The application of latent semantic analysis to the extracted semantic features, which reduces noise in the data, further improves the results when the hybrid approach is compared to usage-only or semantic-only recommendations. Furthermore, we have experimentally shown that, for new, unrated items, our approach can produce reasonably accurate recommendations, thus alleviating the "new item problem" associated with standard collaborative filtering. Our experiments also suggest that the integrated approach provides better quality predictions in the face of very sparse ratings or usage data.

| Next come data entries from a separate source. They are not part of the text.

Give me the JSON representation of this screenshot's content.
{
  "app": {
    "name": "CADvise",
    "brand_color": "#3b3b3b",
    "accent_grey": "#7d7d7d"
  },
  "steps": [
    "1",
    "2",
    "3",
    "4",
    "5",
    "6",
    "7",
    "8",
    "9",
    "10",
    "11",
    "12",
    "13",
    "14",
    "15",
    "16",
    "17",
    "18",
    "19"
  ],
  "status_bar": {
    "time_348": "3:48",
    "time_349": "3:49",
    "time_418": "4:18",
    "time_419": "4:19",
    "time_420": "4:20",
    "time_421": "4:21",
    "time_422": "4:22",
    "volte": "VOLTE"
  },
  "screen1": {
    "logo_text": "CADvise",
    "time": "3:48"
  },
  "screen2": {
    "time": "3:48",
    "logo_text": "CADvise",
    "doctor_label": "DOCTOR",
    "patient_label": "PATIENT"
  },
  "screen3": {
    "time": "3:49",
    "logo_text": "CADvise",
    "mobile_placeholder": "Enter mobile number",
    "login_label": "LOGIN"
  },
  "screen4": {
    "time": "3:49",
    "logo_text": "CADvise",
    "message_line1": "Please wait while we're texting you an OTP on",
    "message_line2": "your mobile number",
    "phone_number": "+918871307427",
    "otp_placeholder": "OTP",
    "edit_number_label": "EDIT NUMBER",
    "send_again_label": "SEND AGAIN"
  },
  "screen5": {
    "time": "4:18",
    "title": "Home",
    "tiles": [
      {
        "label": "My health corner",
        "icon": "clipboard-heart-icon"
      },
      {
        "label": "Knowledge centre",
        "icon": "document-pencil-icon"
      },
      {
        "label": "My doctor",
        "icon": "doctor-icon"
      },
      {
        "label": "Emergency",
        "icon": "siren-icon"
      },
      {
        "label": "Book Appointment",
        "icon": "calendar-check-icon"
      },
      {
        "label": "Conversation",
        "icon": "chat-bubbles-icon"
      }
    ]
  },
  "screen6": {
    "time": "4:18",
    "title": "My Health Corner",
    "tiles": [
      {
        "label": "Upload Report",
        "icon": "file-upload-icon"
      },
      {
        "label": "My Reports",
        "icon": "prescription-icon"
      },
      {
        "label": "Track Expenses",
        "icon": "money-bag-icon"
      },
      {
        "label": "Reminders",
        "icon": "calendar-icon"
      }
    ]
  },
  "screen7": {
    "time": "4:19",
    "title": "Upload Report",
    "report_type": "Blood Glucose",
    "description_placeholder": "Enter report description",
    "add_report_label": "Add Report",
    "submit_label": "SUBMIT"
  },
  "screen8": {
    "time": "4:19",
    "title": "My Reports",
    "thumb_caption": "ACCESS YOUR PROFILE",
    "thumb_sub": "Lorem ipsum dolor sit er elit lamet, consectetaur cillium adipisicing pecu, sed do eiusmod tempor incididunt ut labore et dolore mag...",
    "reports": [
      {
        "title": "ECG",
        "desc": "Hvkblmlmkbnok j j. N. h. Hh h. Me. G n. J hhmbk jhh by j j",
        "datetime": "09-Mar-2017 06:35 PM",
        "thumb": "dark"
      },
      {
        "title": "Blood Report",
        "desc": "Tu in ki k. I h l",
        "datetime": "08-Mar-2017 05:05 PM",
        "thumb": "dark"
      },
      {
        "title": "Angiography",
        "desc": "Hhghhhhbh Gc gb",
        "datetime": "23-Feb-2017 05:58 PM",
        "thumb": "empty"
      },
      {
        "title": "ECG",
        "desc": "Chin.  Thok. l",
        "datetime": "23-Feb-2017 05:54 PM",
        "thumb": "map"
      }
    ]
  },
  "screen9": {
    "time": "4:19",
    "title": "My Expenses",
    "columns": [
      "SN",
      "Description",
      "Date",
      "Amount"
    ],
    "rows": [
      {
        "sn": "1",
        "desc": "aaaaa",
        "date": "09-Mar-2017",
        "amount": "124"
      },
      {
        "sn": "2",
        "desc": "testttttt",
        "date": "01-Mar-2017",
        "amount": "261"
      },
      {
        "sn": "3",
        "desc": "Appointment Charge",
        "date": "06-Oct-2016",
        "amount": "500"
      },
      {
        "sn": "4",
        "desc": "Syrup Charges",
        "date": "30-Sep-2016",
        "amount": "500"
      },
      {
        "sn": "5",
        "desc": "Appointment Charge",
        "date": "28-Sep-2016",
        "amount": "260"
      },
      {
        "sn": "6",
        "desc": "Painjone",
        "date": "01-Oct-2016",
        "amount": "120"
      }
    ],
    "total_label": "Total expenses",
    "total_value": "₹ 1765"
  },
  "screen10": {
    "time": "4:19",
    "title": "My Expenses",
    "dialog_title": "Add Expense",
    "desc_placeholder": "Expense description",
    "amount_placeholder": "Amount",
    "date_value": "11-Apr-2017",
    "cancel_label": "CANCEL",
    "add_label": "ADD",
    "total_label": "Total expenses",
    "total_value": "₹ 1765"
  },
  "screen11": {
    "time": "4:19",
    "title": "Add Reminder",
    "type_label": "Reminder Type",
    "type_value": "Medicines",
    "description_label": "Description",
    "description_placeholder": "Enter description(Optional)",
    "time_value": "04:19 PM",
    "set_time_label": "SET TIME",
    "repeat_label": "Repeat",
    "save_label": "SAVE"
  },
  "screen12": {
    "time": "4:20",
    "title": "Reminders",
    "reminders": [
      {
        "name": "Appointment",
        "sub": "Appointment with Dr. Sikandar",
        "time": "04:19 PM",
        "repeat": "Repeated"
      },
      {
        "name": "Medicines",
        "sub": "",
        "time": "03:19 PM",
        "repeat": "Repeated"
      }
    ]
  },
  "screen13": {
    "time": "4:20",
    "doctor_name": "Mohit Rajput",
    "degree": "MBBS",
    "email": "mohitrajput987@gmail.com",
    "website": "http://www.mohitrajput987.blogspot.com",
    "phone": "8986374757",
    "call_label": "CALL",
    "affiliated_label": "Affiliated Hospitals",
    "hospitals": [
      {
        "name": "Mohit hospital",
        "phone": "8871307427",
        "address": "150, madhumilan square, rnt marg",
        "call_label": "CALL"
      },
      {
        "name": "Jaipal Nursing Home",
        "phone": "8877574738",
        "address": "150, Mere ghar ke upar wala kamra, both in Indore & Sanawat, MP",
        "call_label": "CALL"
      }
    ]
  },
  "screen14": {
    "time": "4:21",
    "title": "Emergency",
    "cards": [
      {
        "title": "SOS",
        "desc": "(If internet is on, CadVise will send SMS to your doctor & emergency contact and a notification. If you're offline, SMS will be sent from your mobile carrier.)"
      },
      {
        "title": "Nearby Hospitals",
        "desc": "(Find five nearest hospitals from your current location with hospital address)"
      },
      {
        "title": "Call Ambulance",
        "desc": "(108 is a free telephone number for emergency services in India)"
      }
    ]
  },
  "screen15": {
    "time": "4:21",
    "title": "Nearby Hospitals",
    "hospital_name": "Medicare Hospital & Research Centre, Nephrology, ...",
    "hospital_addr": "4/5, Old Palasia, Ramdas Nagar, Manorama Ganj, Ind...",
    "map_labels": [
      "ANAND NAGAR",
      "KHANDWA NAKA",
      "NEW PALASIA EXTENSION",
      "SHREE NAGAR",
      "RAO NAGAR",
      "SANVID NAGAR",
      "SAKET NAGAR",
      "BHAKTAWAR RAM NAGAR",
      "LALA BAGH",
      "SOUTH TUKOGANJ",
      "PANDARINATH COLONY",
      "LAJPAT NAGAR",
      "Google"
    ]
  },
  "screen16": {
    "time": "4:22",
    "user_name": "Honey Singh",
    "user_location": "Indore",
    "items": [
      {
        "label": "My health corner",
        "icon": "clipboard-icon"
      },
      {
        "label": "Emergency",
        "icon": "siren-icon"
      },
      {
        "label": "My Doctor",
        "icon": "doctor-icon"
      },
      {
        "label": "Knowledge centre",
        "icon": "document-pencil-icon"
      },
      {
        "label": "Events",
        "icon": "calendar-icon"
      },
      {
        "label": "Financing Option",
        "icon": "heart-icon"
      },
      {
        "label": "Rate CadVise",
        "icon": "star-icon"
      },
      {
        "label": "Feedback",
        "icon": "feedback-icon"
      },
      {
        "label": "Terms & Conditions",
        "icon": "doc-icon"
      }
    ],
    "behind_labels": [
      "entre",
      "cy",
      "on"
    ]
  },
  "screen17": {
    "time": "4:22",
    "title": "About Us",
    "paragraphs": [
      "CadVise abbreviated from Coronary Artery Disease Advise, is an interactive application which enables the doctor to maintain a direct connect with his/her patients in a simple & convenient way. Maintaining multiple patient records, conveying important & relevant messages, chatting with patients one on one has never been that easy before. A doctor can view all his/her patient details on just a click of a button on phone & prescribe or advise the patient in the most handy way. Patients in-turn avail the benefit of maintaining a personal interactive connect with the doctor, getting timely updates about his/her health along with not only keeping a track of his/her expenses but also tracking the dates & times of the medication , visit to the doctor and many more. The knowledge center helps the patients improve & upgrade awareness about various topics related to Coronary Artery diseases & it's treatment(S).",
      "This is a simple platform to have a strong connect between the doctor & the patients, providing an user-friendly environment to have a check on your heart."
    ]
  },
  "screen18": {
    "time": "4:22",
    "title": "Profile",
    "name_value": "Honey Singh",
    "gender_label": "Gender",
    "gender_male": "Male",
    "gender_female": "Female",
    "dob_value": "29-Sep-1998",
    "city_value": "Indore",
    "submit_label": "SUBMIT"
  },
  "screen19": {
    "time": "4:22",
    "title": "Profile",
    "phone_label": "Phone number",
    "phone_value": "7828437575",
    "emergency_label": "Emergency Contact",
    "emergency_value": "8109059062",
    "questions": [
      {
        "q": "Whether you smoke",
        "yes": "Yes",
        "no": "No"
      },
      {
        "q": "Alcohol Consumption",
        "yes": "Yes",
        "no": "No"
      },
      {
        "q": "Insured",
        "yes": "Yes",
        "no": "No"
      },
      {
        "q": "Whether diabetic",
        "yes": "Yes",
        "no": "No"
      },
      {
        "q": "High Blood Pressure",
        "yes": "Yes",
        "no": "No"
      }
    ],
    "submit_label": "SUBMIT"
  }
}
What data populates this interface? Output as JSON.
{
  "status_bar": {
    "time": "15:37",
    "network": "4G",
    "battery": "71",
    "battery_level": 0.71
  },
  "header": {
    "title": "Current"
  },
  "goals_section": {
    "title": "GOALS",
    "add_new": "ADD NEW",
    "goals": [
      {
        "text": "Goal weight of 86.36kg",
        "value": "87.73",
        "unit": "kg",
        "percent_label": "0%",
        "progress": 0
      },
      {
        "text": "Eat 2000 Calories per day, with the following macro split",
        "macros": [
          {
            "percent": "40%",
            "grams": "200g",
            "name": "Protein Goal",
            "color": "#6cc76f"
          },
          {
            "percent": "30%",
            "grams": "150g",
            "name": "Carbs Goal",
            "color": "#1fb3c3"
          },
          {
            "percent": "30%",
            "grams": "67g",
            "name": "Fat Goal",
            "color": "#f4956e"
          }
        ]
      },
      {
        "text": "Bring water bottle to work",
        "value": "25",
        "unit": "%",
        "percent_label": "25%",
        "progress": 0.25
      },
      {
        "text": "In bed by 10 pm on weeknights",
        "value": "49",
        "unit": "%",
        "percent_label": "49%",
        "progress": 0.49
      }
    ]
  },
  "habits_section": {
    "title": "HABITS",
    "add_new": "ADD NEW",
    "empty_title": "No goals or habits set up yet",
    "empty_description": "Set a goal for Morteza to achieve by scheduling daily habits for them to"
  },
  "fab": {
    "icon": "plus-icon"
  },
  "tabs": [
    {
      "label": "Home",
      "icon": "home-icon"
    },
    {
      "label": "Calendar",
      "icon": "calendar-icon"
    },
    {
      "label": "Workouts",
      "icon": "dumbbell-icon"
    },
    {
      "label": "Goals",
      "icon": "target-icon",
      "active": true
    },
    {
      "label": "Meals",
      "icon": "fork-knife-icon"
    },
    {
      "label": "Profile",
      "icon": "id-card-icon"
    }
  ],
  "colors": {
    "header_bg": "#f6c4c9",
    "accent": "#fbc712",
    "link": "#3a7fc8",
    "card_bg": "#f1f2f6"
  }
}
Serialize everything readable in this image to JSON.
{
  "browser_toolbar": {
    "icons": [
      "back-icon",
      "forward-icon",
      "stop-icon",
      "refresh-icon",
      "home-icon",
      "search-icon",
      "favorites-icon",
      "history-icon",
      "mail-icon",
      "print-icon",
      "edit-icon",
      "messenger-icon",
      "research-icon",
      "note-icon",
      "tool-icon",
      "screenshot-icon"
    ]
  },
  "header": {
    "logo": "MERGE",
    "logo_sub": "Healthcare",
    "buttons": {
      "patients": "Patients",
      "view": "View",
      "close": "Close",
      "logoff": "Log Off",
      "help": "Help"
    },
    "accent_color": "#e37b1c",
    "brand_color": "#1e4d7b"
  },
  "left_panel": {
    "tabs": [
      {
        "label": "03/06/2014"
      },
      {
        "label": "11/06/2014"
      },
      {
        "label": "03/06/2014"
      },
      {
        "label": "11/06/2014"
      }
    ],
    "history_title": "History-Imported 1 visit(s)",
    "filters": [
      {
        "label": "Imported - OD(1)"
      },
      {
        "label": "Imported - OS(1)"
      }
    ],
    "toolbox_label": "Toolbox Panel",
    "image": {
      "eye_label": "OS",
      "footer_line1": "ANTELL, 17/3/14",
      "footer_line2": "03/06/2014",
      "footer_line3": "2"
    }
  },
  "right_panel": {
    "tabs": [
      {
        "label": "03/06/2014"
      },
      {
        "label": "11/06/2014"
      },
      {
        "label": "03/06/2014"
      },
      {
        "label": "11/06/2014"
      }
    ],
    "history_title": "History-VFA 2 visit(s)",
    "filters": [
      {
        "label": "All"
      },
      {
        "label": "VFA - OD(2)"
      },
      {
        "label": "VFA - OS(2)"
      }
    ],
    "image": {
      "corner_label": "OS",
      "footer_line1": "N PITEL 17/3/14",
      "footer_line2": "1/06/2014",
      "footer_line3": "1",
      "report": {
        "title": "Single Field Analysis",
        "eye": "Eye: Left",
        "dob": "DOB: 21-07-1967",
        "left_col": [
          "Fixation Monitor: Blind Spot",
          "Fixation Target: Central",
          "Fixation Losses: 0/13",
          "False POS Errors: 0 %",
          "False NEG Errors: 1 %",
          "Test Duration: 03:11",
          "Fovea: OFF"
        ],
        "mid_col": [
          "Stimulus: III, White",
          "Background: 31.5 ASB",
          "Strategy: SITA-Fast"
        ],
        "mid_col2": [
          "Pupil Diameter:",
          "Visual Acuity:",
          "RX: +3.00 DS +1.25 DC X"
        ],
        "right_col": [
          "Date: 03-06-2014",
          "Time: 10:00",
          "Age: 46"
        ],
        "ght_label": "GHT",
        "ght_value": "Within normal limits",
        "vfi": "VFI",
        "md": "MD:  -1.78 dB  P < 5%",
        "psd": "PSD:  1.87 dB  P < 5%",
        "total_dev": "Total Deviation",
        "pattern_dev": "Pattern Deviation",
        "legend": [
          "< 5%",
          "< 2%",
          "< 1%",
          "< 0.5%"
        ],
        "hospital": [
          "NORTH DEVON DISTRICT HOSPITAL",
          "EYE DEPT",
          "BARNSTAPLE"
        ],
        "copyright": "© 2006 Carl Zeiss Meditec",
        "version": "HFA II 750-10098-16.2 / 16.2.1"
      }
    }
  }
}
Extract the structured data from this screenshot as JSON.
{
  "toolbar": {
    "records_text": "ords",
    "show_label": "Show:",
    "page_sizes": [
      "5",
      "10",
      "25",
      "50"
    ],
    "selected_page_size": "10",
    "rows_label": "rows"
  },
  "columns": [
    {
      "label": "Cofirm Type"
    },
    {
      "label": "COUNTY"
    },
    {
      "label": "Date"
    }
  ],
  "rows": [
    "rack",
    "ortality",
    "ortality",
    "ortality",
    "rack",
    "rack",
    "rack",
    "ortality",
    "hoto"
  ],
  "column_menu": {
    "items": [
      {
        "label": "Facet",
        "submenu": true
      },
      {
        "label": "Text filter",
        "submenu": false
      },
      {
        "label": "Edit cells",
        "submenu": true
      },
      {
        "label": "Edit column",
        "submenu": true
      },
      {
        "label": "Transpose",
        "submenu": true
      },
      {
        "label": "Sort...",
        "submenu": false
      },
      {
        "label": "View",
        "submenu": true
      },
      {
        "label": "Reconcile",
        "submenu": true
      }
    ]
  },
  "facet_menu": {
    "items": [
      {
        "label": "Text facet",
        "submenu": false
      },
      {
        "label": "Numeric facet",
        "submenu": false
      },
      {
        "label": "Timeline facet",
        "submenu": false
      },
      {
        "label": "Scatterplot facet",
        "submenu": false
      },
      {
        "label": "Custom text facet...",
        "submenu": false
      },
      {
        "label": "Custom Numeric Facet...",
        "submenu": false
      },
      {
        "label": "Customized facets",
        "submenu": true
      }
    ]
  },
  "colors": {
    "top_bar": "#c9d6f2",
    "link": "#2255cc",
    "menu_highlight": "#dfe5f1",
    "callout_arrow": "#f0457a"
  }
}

An interesting area of current and future work is to use the characteristics of the domain together with machine learning techniques to automatically determine the semantic combination parameter (i.e., the degree to which the semantic similarity is combined with the item similarities based on ratings or usage). We will also further study the impact of using other approaches for measuring semantic similarities which take into account the structure of the underlying domain ontologies. Of particular relevance in this context is the work of Ganesan et al. [9] on using hierarchical structures in computing similarities, and that of Hotho et al. [13] on ontology-based text clustering.